I had such a good experience the first time I used Tofu for Meatless Monday, I decided to try it again! I found this recipe in the Weight Watchers Fall 2009 20 minute Recipes magazine. I have modified it slightly so only be 2 servings (instead of 4), I served with rice instead of pasta and I only used broccoli instead of a stir-fry vegetable mix.
Broccoli & Ginger Tofu Stir-Fry
1 cup cooked brown rice
1/2 of a 20 oz. package of extra-firm tofu, drained and cut into 1/2” cubes
1/3 of a bag of frozen broccoli florets
1/4 cup diced onions
1/2 cup vegetarian vegetable broth (just shy of 1/2 probably)
2 Tbsp low sodium soy sauce
1.5 Tbsp of dry white white
1/2 Tbsp cornstarch
1 teaspoon fresh peeled and minced ginger
1.5 garlic cloves minced
1. Heat large non-stick wok over medium-high heat.

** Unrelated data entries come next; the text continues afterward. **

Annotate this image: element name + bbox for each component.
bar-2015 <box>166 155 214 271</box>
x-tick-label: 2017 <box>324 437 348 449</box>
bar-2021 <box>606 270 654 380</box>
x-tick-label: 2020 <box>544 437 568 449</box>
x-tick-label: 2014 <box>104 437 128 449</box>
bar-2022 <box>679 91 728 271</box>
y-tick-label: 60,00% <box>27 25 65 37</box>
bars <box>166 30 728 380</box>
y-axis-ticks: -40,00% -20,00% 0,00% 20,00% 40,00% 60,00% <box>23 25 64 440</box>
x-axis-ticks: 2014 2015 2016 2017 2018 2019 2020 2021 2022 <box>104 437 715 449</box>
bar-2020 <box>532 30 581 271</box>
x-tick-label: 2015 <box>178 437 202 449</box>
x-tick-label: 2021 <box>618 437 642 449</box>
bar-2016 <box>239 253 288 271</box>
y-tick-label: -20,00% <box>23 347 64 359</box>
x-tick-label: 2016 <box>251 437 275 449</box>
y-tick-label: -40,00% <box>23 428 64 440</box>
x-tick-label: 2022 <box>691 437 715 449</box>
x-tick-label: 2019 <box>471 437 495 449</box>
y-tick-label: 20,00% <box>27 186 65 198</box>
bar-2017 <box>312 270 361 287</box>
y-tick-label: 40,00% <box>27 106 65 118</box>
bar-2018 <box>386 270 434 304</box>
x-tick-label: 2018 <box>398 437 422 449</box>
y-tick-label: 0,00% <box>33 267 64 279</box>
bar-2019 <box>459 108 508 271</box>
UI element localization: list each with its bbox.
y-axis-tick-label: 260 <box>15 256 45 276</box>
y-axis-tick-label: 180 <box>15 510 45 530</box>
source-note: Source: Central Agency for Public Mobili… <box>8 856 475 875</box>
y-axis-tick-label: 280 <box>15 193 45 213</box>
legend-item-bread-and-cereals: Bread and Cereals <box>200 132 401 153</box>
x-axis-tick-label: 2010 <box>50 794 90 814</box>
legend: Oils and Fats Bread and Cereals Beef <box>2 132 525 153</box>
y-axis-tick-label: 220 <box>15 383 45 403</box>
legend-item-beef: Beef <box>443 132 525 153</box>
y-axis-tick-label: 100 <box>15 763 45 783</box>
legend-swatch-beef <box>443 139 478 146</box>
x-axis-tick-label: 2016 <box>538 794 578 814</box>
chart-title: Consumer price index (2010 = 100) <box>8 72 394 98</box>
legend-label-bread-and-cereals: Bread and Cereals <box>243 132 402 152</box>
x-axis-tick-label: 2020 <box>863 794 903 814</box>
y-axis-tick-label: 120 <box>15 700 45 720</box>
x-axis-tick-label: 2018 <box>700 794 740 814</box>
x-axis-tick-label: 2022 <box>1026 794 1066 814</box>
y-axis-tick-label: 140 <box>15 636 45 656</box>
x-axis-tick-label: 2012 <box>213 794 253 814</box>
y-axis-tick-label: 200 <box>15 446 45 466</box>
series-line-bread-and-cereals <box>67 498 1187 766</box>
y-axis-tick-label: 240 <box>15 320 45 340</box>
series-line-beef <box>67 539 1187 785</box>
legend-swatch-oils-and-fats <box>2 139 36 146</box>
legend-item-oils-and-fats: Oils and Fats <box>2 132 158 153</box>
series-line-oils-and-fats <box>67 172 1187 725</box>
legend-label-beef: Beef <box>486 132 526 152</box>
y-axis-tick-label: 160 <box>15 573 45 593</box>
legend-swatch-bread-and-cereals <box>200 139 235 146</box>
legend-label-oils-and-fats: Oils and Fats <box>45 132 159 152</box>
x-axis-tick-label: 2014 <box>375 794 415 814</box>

Coat pan with cooking spray, add onion and tofu and sauté 7 minutes or until browned.
2. Microwave broccoli according to package directions. Whisk together the next 6. Add broth mixture to wok and cook 2 minutes of until slightly thickened. Remove pan from heat and stir in vegetables. Serve over rice. (Serving size 1 1/2 cups tofu mixture and 1/2 cup rice)
WW Point Value – 5 per serving
Note: While my rice cooked, I pressed the tofu cubes to release excess moisture.
This is an ok stir-fry. I will eat it, but prefer the Baked Tofu recipe much better. The sauce has a good flavor, but the tofu in this recipe is bland. I think marinating the tofu in the vegetable broth mixture before cooking would be a good solution. Or using a Lawry’s type marinade. I love their Sesame Ginger one!